Lawyers for the marshal of the Supreme Court have argued that the buffer zone is necessary for the "unimpeded ingress and egress of visitors to the court" and to preserve “the appearance of the court as a body not swayed by external influence.”
But the calculation is different, apparently, for abortion clinics and the women who come for medical services.
Supporters of the Massachusetts law have said that protestors who show up at the clinics terrify the patients, as escorts struggle to get them through anti-abortion crowds and into the facility. The buffer zone is needed, they say, to create a safe space for the women coming to the clinics.
"We have people with giant, grotesque signs that will scream and videotape patients, and that is something that is directly instilling fear and blocking women's access to their health care," one patient advocate told The Huffington Post.
The court also said Thursday that instead of issuing broad restrictions like buffer zones, states should first use more narrow measures, such as having police officers instruct protesters to move aside and allow a patient to pass.
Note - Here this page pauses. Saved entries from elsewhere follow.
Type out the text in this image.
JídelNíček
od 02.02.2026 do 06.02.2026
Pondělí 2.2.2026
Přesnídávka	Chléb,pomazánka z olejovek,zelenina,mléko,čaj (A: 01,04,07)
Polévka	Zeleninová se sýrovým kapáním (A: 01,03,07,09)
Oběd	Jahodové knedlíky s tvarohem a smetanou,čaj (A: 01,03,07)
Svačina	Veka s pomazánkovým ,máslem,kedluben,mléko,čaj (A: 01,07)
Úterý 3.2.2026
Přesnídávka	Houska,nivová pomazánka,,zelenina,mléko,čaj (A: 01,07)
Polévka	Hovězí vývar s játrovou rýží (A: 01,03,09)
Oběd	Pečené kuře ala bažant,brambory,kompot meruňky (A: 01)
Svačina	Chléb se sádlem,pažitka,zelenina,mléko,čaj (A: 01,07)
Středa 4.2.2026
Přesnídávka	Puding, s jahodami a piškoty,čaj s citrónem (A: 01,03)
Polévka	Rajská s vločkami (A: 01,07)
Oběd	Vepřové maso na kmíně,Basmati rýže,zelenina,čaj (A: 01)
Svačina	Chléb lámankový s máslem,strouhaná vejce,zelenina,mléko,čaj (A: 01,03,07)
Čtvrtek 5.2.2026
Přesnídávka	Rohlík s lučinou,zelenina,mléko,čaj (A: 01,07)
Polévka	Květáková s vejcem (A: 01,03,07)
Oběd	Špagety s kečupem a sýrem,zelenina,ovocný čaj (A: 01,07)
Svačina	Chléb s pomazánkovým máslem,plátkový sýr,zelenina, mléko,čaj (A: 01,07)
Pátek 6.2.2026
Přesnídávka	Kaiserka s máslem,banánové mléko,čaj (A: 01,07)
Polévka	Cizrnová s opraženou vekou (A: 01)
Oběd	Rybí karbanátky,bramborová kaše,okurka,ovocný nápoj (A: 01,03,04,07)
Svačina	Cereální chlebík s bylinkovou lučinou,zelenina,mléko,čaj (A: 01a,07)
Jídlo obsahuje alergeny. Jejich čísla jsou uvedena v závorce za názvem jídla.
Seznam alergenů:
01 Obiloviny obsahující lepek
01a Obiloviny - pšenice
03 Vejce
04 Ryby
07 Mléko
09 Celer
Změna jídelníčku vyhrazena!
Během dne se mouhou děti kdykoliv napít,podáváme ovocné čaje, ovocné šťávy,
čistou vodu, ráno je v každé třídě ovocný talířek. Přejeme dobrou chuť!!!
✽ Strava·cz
"At each of the three Planned Parenthood clinics where petitioners attempt to counsel patients, the zones carve out a significant portion of the adjacent public sidewalks, pushing petitioners well back from the clinics’ entrances and driveways," concluded Roberts in his opinion. "The zones thereby compromise petitioners’ ability to initiate the close, personal conversations that they view as essential to 'sidewalk counseling.'"
Citizens may show up at the Supreme Court to initiate a "close, personal conversation" about this abortion buffer zone ruling -- as long as they stay at least 98 feet away from the Supreme Court.